You have the right to object to certain processing of your data, including for marketing purposes.

To exercise any of these rights, please contact us at the address provided in Section 8. We will respond to your request within 30 days.

7. Data Retention

We retain your information for as long as necessary to provide the Service and fulfill the purposes outlined in this Privacy Policy. Retention periods vary:

Account Data: Retained while your account is active. Upon account deletion, it will be deleted within 30 days (except as required by law).
OAuth Tokens: Stored until you disconnect the social media account. Automatically rotated and refreshed as needed.
Post History: Retained for 12 months after publication unless you request earlier deletion.
Uploaded Images: Retained until you delete them or close your account.
Email Communications: Retained for 6 months unless deletion is requested.
Backup Data: May be retained for up to 90 days for disaster recovery purposes.
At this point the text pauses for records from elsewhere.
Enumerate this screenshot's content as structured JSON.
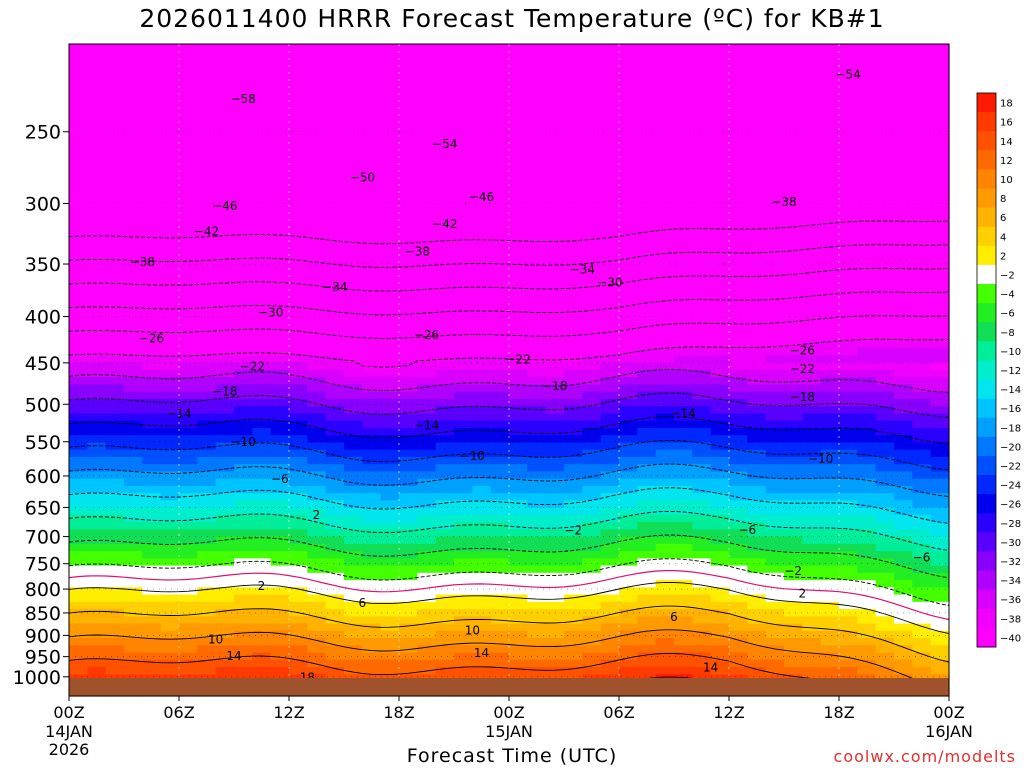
{
  "title": "2026011400 HRRR Forecast Temperature (ºC) for KB#1",
  "xlabel": "Forecast Time (UTC)",
  "credit": "coolwx.com/modelts",
  "chart_data": {
    "type": "contour",
    "title": "2026011400 HRRR Forecast Temperature (ºC) for KB#1",
    "xlabel": "Forecast Time (UTC)",
    "ylabel": "",
    "y_axis": "pressure (hPa), log scale, inverted",
    "ylim": [
      200,
      1050
    ],
    "x_ticks": [
      {
        "hour": 0,
        "label": "00Z",
        "sub": "14JAN",
        "sub2": "2026"
      },
      {
        "hour": 6,
        "label": "06Z",
        "sub": "",
        "sub2": ""
      },
      {
        "hour": 12,
        "label": "12Z",
        "sub": "",
        "sub2": ""
      },
      {
        "hour": 18,
        "label": "18Z",
        "sub": "",
        "sub2": ""
      },
      {
        "hour": 24,
        "label": "00Z",
        "sub": "15JAN",
        "sub2": ""
      },
      {
        "hour": 30,
        "label": "06Z",
        "sub": "",
        "sub2": ""
      },
      {
        "hour": 36,
        "label": "12Z",
        "sub": "",
        "sub2": ""
      },
      {
        "hour": 42,
        "label": "18Z",
        "sub": "",
        "sub2": ""
      },
      {
        "hour": 48,
        "label": "00Z",
        "sub": "16JAN",
        "sub2": ""
      }
    ],
    "y_ticks": [
      250,
      300,
      350,
      400,
      450,
      500,
      550,
      600,
      650,
      700,
      750,
      800,
      850,
      900,
      950,
      1000
    ],
    "colorbar_ticks": [
      18,
      16,
      14,
      12,
      10,
      8,
      6,
      4,
      2,
      -2,
      -4,
      -6,
      -8,
      -10,
      -12,
      -14,
      -16,
      -18,
      -20,
      -22,
      -24,
      -26,
      -28,
      -30,
      -32,
      -34,
      -36,
      -38,
      -40
    ],
    "colorbar_colors": [
      "#ff1a00",
      "#ff3a00",
      "#ff5200",
      "#ff6a00",
      "#ff8400",
      "#ff9a00",
      "#ffb200",
      "#ffd000",
      "#ffee00",
      "#ffffff",
      "#44ff00",
      "#22ee22",
      "#11dd55",
      "#00ee99",
      "#00eecc",
      "#00e5ee",
      "#00c4ff",
      "#00a0ff",
      "#0078ff",
      "#0050ff",
      "#0028ff",
      "#0000ee",
      "#2a00ff",
      "#5a00ff",
      "#8a00ff",
      "#b000ff",
      "#d800ff",
      "#f000ff",
      "#ff00ff"
    ],
    "contour_levels": [
      -58,
      -54,
      -50,
      -46,
      -42,
      -38,
      -34,
      -30,
      -26,
      -22,
      -18,
      -14,
      -10,
      -6,
      -2,
      2,
      6,
      10,
      14,
      18
    ],
    "contour_labels": [
      {
        "value": -58,
        "hour": 9.5,
        "p": 230
      },
      {
        "value": -54,
        "hour": 42.5,
        "p": 216
      },
      {
        "value": -54,
        "hour": 20.5,
        "p": 258
      },
      {
        "value": -50,
        "hour": 16,
        "p": 281
      },
      {
        "value": -46,
        "hour": 8.5,
        "p": 302
      },
      {
        "value": -46,
        "hour": 22.5,
        "p": 295
      },
      {
        "value": -42,
        "hour": 7.5,
        "p": 322
      },
      {
        "value": -42,
        "hour": 20.5,
        "p": 316
      },
      {
        "value": -38,
        "hour": 4,
        "p": 348
      },
      {
        "value": -38,
        "hour": 19,
        "p": 339
      },
      {
        "value": -38,
        "hour": 39,
        "p": 299
      },
      {
        "value": -34,
        "hour": 14.5,
        "p": 371
      },
      {
        "value": -34,
        "hour": 28,
        "p": 355
      },
      {
        "value": -30,
        "hour": 11,
        "p": 396
      },
      {
        "value": -30,
        "hour": 29.5,
        "p": 367
      },
      {
        "value": -26,
        "hour": 4.5,
        "p": 423
      },
      {
        "value": -26,
        "hour": 19.5,
        "p": 419
      },
      {
        "value": -26,
        "hour": 40,
        "p": 436
      },
      {
        "value": -22,
        "hour": 10,
        "p": 454
      },
      {
        "value": -22,
        "hour": 24.5,
        "p": 446
      },
      {
        "value": -22,
        "hour": 40,
        "p": 457
      },
      {
        "value": -18,
        "hour": 8.5,
        "p": 484
      },
      {
        "value": -18,
        "hour": 26.5,
        "p": 477
      },
      {
        "value": -18,
        "hour": 40,
        "p": 491
      },
      {
        "value": -14,
        "hour": 6,
        "p": 512
      },
      {
        "value": -14,
        "hour": 19.5,
        "p": 528
      },
      {
        "value": -14,
        "hour": 33.5,
        "p": 512
      },
      {
        "value": -10,
        "hour": 9.5,
        "p": 550
      },
      {
        "value": -10,
        "hour": 22,
        "p": 570
      },
      {
        "value": -10,
        "hour": 41,
        "p": 575
      },
      {
        "value": -6,
        "hour": 11.5,
        "p": 605
      },
      {
        "value": -6,
        "hour": 37,
        "p": 688
      },
      {
        "value": -6,
        "hour": 46.5,
        "p": 738
      },
      {
        "value": -2,
        "hour": 27.5,
        "p": 689
      },
      {
        "value": -2,
        "hour": 39.5,
        "p": 764
      },
      {
        "value": 2,
        "hour": 13.5,
        "p": 663
      },
      {
        "value": 2,
        "hour": 10.5,
        "p": 794
      },
      {
        "value": 2,
        "hour": 40,
        "p": 809
      },
      {
        "value": 6,
        "hour": 16,
        "p": 829
      },
      {
        "value": 6,
        "hour": 33,
        "p": 859
      },
      {
        "value": 10,
        "hour": 8,
        "p": 909
      },
      {
        "value": 10,
        "hour": 22,
        "p": 889
      },
      {
        "value": 14,
        "hour": 9,
        "p": 948
      },
      {
        "value": 14,
        "hour": 22.5,
        "p": 941
      },
      {
        "value": 14,
        "hour": 35,
        "p": 977
      },
      {
        "value": 18,
        "hour": 13,
        "p": 1002
      }
    ]
  }
}
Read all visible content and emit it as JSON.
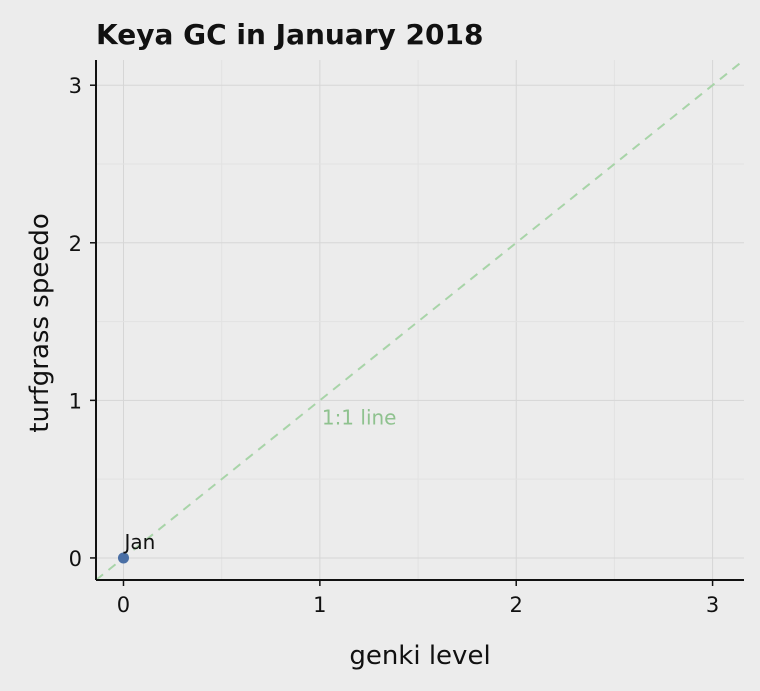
{
  "chart_data": {
    "type": "scatter",
    "title": "Keya GC in January 2018",
    "xlabel": "genki level",
    "ylabel": "turfgrass speedo",
    "xlim": [
      -0.14,
      3.16
    ],
    "ylim": [
      -0.14,
      3.16
    ],
    "xticks": [
      "0",
      "1",
      "2",
      "3"
    ],
    "yticks": [
      "0",
      "1",
      "2",
      "3"
    ],
    "grid": true,
    "points": [
      {
        "label": "Jan",
        "x": 0,
        "y": 0,
        "color": "#4a6fa5"
      }
    ],
    "reference_line": {
      "label": "1:1 line",
      "slope": 1,
      "intercept": 0,
      "style": "dashed",
      "color": "#a8d4a8"
    }
  }
}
We may retain certain data when required by law or regulation, or when necessary for legal proceedings.

8. Contact Us

If you have questions about this Privacy Policy, concerns about your data, or wish to exercise your privacy rights, please contact us:

Email: samantha.grimm@gmail.com

Service: Samantha Makes Things

We will respond to your inquiry within 10 business days.

This Privacy Policy may be updated from time to time. We will notify you of any changes by updating the "Last updated" date above. Your continued use of the Service following the posting of revised Privacy Policy means that you accept and agree to the changes.